“Patients Are Being Billed For Some Phone Chats With Doctors That Used To Be Free” – (And It Only Took a Global Disaster For Us To Get Here)

I came across this headline while taking my 10 pm break from charting patient visits from the nine hours I had just spent in the office. Why was I up charting at 10 pm, one might ask? Was there an important deadline? An unforeseen glut of extra work to accomplish? No. I was up working at 10 pm because I am usually up working at 10 pm. My employment contract pays me based on “patient contact hours” which does not account for all the time spent documenting, responding to requests, emails, refills, phone calls, reviewing labs, imaging, orders, referrals, consult notes and signing off electronically one by one on all the many verbal orders I have already given.  COVID-19 has temporarily decimated the traditional “patient contact hour,” yet the humans under our care continue to need to be treated and managed, and we need to do it in a way that doesn’t threaten their lives, or ours, unnecessarily. Insurers’ workaround to make it possible for us to continue to do our jobs of helping people in the midst of a pandemic has begun to capture (via telemedicine), a little more specifically, the actual volume of work routinely required of us, well above and beyond (and currently largely replacing) the traditional “patient contact hour.” This shift has been a long time coming, and its expedited arrival has been admittedly messy.  
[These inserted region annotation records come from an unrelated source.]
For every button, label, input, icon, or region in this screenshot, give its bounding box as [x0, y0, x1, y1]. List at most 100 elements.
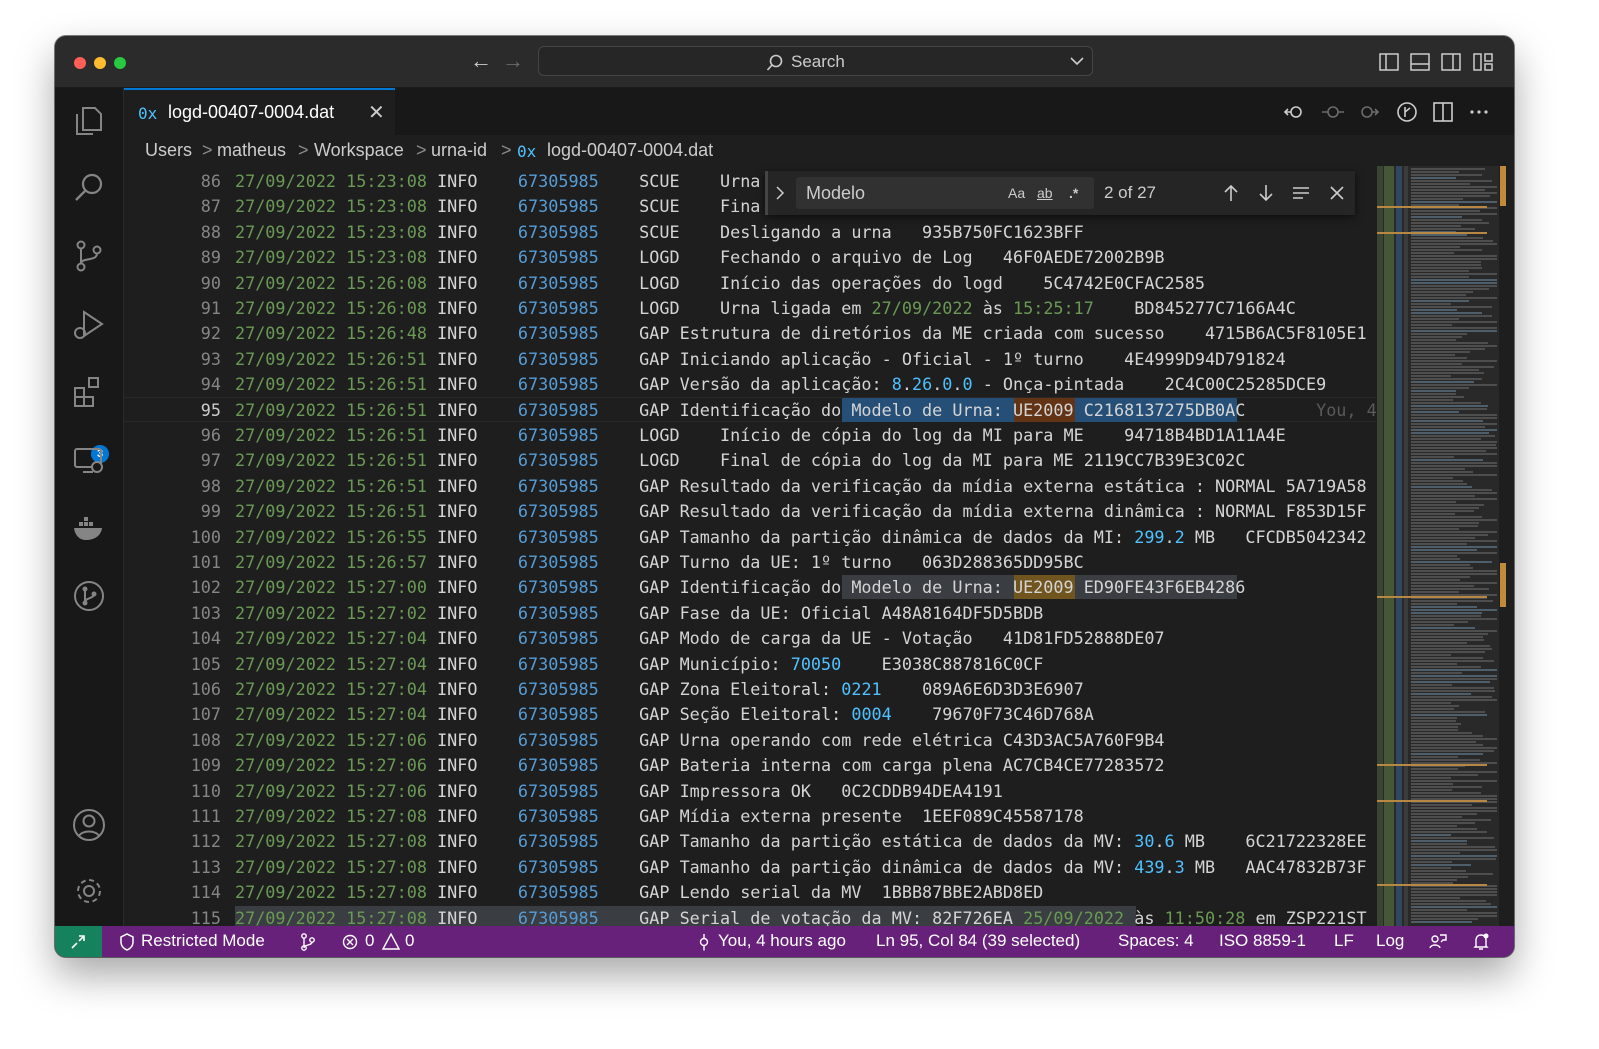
log-level: INFO	[437, 831, 478, 852]
match-case-option[interactable]: Aa	[1008, 185, 1025, 201]
log-line[interactable]: 95 27/09/2022 15:26:51 INFO 67305985 GAP …	[124, 396, 1376, 422]
log-line[interactable]: 101 27/09/2022 15:26:57 INFO 67305985 GAP…	[124, 549, 1376, 574]
log-line[interactable]: 98 27/09/2022 15:26:51 INFO 67305985 GAP …	[124, 473, 1376, 498]
feedback-icon[interactable]	[1429, 933, 1447, 951]
gitlens-inspect-icon[interactable]	[1395, 101, 1419, 123]
log-line[interactable]: 96 27/09/2022 15:26:51 INFO 67305985 LOGD…	[124, 422, 1376, 447]
log-line[interactable]: 90 27/09/2022 15:26:08 INFO 67305985 LOGD…	[124, 270, 1376, 295]
log-line[interactable]: 113 27/09/2022 15:27:08 INFO 67305985 GAP…	[124, 854, 1376, 879]
breadcrumb-urna-id[interactable]: urna-id	[431, 140, 487, 161]
gitlens-commit-icon[interactable]	[1321, 101, 1345, 123]
breadcrumb-users[interactable]: Users	[145, 140, 192, 161]
settings-icon[interactable]	[69, 871, 109, 911]
log-line[interactable]: 109 27/09/2022 15:27:06 INFO 67305985 GAP…	[124, 752, 1376, 777]
log-line[interactable]: 99 27/09/2022 15:26:51 INFO 67305985 GAP …	[124, 498, 1376, 523]
breadcrumb-matheus[interactable]: matheus	[217, 140, 286, 161]
command-center-search[interactable]: Search	[538, 46, 1093, 76]
log-line[interactable]: 100 27/09/2022 15:26:55 INFO 67305985 GAP…	[124, 524, 1376, 549]
find-input[interactable]: Modelo Aa ab .*	[796, 177, 1094, 209]
close-tab-icon[interactable]: ✕	[368, 100, 385, 125]
log-urna-id: 67305985	[517, 272, 599, 293]
log-line[interactable]: 88 27/09/2022 15:23:08 INFO 67305985 SCUE…	[124, 219, 1376, 244]
remote-indicator[interactable]	[55, 926, 102, 957]
breadcrumb-workspace[interactable]: Workspace	[314, 140, 404, 161]
gitlens-graph-icon[interactable]	[299, 932, 317, 952]
log-line[interactable]: 89 27/09/2022 15:23:08 INFO 67305985 LOGD…	[124, 244, 1376, 269]
indentation-status[interactable]: Spaces: 4	[1118, 931, 1194, 951]
language-mode-status[interactable]: Log	[1376, 931, 1404, 951]
log-line[interactable]: 111 27/09/2022 15:27:08 INFO 67305985 GAP…	[124, 803, 1376, 828]
customize-layout-icon[interactable]	[1473, 53, 1493, 71]
docker-icon[interactable]	[69, 508, 109, 548]
back-arrow-icon[interactable]: ←	[470, 50, 492, 72]
log-line[interactable]: 97 27/09/2022 15:26:51 INFO 67305985 LOGD…	[124, 447, 1376, 472]
forward-arrow-icon[interactable]: →	[502, 50, 524, 72]
log-line[interactable]: 112 27/09/2022 15:27:08 INFO 67305985 GAP…	[124, 828, 1376, 853]
log-line[interactable]: 102 27/09/2022 15:27:00 INFO 67305985 GAP…	[124, 574, 1376, 600]
next-match-arrow-icon[interactable]	[1257, 183, 1275, 203]
toggle-secondary-sidebar-icon[interactable]	[1441, 53, 1461, 71]
minimap[interactable]	[1377, 166, 1499, 926]
error-count[interactable]: 0	[365, 931, 374, 951]
log-line[interactable]: 108 27/09/2022 15:27:06 INFO 67305985 GAP…	[124, 727, 1376, 752]
extensions-icon[interactable]	[69, 372, 109, 412]
log-line[interactable]: 106 27/09/2022 15:27:04 INFO 67305985 GAP…	[124, 676, 1376, 701]
split-editor-icon[interactable]	[1431, 101, 1455, 123]
toggle-replace-chevron-icon[interactable]	[774, 185, 786, 201]
notifications-bell-icon[interactable]	[1473, 933, 1489, 951]
log-line[interactable]: 93 27/09/2022 15:26:51 INFO 67305985 GAP …	[124, 346, 1376, 371]
log-line[interactable]: 92 27/09/2022 15:26:48 INFO 67305985 GAP …	[124, 320, 1376, 345]
log-urna-id: 67305985	[517, 171, 599, 191]
encoding-status[interactable]: ISO 8859-1	[1219, 931, 1306, 951]
log-level: INFO	[437, 171, 478, 191]
minimap-viewport-slider[interactable]	[1377, 166, 1499, 926]
log-urna-id: 67305985	[517, 755, 599, 776]
gitlens-previous-revision-icon[interactable]	[1283, 101, 1307, 123]
accounts-icon[interactable]	[69, 805, 109, 845]
log-line[interactable]: 114 27/09/2022 15:27:08 INFO 67305985 GAP…	[124, 879, 1376, 904]
toggle-panel-icon[interactable]	[1410, 53, 1430, 71]
whole-word-option[interactable]: ab	[1037, 185, 1053, 201]
breadcrumb-file[interactable]: logd-00407-0004.dat	[547, 140, 713, 161]
gitlens-next-revision-icon[interactable]	[1357, 101, 1381, 123]
search-icon[interactable]	[69, 168, 109, 208]
log-number: .	[901, 374, 912, 395]
restricted-mode-indicator[interactable]: Restricted Mode	[141, 931, 265, 951]
eol-status[interactable]: LF	[1334, 931, 1354, 951]
line-code: 27/09/2022 15:27:08 INFO 67305985 GAP Ta…	[235, 857, 1367, 877]
log-inline-time: 15:25:17	[1013, 298, 1094, 318]
log-line[interactable]: 105 27/09/2022 15:27:04 INFO 67305985 GAP…	[124, 651, 1376, 676]
find-in-selection-icon[interactable]	[1291, 183, 1311, 203]
remote-explorer-icon[interactable]	[69, 440, 109, 480]
close-window-button[interactable]	[74, 57, 86, 69]
vertical-scrollbar[interactable]	[1499, 166, 1514, 926]
hex-file-icon: 0x	[138, 104, 158, 123]
log-line[interactable]: 104 27/09/2022 15:27:04 INFO 67305985 GAP…	[124, 625, 1376, 650]
git-blame-status[interactable]: You, 4 hours ago	[718, 931, 846, 951]
editor-text-area[interactable]: 86 27/09/2022 15:23:08 INFO 67305985 SCUE…	[124, 166, 1376, 926]
warning-count[interactable]: 0	[405, 931, 414, 951]
log-number: .	[1164, 526, 1175, 547]
zoom-window-button[interactable]	[114, 57, 126, 69]
source-control-icon[interactable]	[69, 236, 109, 276]
explorer-icon[interactable]	[69, 100, 109, 140]
log-line[interactable]: 110 27/09/2022 15:27:06 INFO 67305985 GAP…	[124, 778, 1376, 803]
run-debug-icon[interactable]	[69, 304, 109, 344]
log-line[interactable]: 91 27/09/2022 15:26:08 INFO 67305985 LOGD…	[124, 295, 1376, 320]
log-line[interactable]: 103 27/09/2022 15:27:02 INFO 67305985 GAP…	[124, 600, 1376, 625]
toggle-primary-sidebar-icon[interactable]	[1379, 53, 1399, 71]
gitlens-icon[interactable]	[69, 576, 109, 616]
log-line[interactable]: 107 27/09/2022 15:27:04 INFO 67305985 GAP…	[124, 701, 1376, 726]
chevron-down-icon[interactable]	[1070, 56, 1084, 66]
cursor-position[interactable]: Ln 95, Col 84 (39 selected)	[876, 931, 1080, 951]
log-line[interactable]: 115 27/09/2022 15:27:08 INFO 67305985 GAP…	[124, 905, 1376, 926]
minimize-window-button[interactable]	[94, 57, 106, 69]
regex-option[interactable]: .*	[1069, 185, 1078, 201]
line-number: 88	[200, 221, 221, 242]
more-actions-icon[interactable]	[1467, 101, 1491, 123]
previous-match-arrow-icon[interactable]	[1222, 183, 1240, 203]
tab-logd-file[interactable]: 0x logd-00407-0004.dat ✕	[124, 88, 395, 135]
remote-icon	[71, 935, 85, 949]
log-line[interactable]: 94 27/09/2022 15:26:51 INFO 67305985 GAP …	[124, 371, 1376, 396]
close-find-icon[interactable]	[1328, 183, 1346, 203]
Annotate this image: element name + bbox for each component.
Yes, gone are the good old days of medicine, when I used to be a man, and could saunter into my office smoking a cigarette, scribble a note in a paper chart, scribble a script on my carbon copy script pad, and walk out of the office at the end of the day with all my paperwork complete.  Gone are the days when the work of a doctor largely involved actually treating patients. Or rather, the work has morphed over time, as medicine has become ‘safer’ and electronic medical records have prevailed, where everything can now be recorded, checked, stored, tracked, and human error can be significantly reduced by making sure the doctor verifies knowledge of every order placed, every phone call had, every visit spent with every specialist and so forth and so on in an ever-growing list of tasks, uncompensated by employers yet often required by insurers for reimbursement. Our dedication to our patients is as strong and true as it ever was, yet now a global microbiological disaster has allowed for the broad expansion of a delivery method that compensates us for a fraction of this hidden work we have continued to do for far longer than the sum total of our work has comfortably allowed us to do for free. It also sets aside time in our schedules to more directly and sensitively respond to the plethora of patient questions that can now be asked directly to the source, instead of through volleys of phone messages relayed by overtasked medical assistants and nurses. The headline reads almost as a wistful farewell to another pleasantry of the good old days of medicine that’s been gobbled up by the inhuman machine of modern medicine, when in reality those “phone calls that used to be free” exemplifies to those in the know how it unfortunately took a global pandemic for the basic structure of medicine delivery to become a little more personal, a lot safer, and a lot more efficient for patients and for clinicians. There are several things to reminisce about in medicine these days, like free cafeteria meals for hospital house staff, like being able to actually test patients for those virulent diseases you suspect they might have, while being able to wear the personal protective equipment that would drastically reduce your risk of contracting said virulent disease. There are several things to reminisce about in medicine these days but honestly NPR, the free phone call isn’t one of them.